Адам уже снова в маске, он дружески кивает Мартинеку слоновьим хоботом.

— Ты уверен, что тебе ничего не сделалось? — торопливо спрашивает Станда, хватаясь за лопату.

— Пустяки!

Молодой гигант устроился поудобнее на земле у крейцкопфа, поставил перед собой лампочку и, развернув коричневую бумагу, с аппетитом посмотрел на толстый ломоть хлеба с салом.

— Ты из-за меня не задерживайся!

Станда торопливо грузит уголь в пустую вагонетку, временами поглядывая на приятеля; тот сидит, свесив голову над нетронутым ломтем хлеба, и морщит лоб.

Станда перестал грузить.

— Тебе нехорошо, Енда?

— Сало воняет, — брезгливо говорит крепильщик и тщательно завертывает хлеб в бумагу. — Я не стану его есть.

Станда снова взялся за лопату, и Матула, пыхтя, застучал по скобе.

Из завала возвращается дед Суханек и стаскивает маску.

— Господи Иисусе, ребята! — вздыхает он и трет высохшими ручками лицо. — Ну и работа! Ну и работа!

Теперь очередь Адама идти в обрушенный штрек; Пепек гремит там лопатой и раз за разом выбрасывает вырубленную породу, так что Станда не успевает складывать ее в вагонетку. «Пепек замечательный, — думает Станда, — как он здорово действует лопатой в тучах пыли, черный и блестящий, точно вытесанный из гранита… чертушка этакий… циклоп прямо какой-то». И изнемогающий Станда с удвоенной силой налегает на лопату.

Он уже вывозит вторую полную вагонетку, поставил на поворотный круг, но тот не поддается.

— Я сейчас тебе помогу, — говорит крепильщик.

— Отстань, — сопит Станда, дергая тележку.

— Здесь чем-то воняет, — ворчит крепильщик. — Станда, что это за вонь?

— Тебе кажется, — замечает Суханек. — Чему тут вонять?

Мартинек морщит нос.

— Не знаю, а что-то чувствую… Черт возьми, вот так шишку я себе посадил, — улыбается он, ощупывая темя.

— Стукнуло тебя, что ли?

— Да, балкой. Я хотел ее заменить…

— Тогда понятно, — успокоительно замечает дед Суханек. — От этого тебе и кажется. У тебя, брат, сотрясение мозга. Как-то раз Фалтысу, зятю моему, на голову кусок угля свалился, так ему тоже все казалось, будто воняет. Потом ему стало плохо, и он лежал несколько дней — сотрясение мозга, что ли.
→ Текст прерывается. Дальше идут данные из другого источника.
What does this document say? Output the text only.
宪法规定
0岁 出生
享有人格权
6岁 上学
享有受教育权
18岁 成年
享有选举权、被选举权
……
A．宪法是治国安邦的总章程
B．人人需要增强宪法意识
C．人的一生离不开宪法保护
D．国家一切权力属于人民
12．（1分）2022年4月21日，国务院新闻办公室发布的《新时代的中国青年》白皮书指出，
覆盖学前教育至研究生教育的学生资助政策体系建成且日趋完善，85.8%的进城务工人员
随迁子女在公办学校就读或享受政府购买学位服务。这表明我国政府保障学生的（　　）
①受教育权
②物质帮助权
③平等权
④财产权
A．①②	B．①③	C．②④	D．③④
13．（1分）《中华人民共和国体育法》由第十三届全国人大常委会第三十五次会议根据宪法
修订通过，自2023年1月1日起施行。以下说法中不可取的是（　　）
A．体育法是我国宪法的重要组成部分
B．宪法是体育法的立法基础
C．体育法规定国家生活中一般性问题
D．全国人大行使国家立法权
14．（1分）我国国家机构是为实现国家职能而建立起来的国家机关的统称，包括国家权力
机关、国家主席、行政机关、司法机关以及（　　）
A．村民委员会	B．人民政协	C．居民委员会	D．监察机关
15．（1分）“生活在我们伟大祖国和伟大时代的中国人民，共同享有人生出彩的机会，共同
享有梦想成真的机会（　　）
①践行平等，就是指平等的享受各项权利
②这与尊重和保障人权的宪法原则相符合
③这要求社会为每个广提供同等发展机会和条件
Погоди, и тебе скоро плохо станет.

— Мне? — удивился Мартинек. — Чего тебе в голову не взбредет, мне никогда еще плохо не было. Что ж, пойду-ка я опять работать.

А Пепек не перестает выбрасывать лопатой пустую породу из этой паршивой дыры; иной раз вылезет, сдернет маску и, тяжело дыша, безбожно ругается; он взмок от пота, от угольной пыли стал черным, как графит, и жадно, с бульканьем пьет содовую воду, которую приносит сюда бледный человек, сидящий у вентиляционных дверей. Через каждые десять минут из клубов пыли выныривают дед Суханек или Адам, руки у них трясутся после работы отбойным молотком, они с трудом стаскивают резиновые морды; а после того пьют, как загнанные, изнеможенно переводя дух, и им не до разговоров. Что же, подают ли еще сигналы те трое? А кто его знает; когда на башке у тебя маска, то ничего не слышно — разве только как воздух свистит да отбойный молоток грохочет

— А здесь уже нет газов? — неуверенно спрашивает Станда.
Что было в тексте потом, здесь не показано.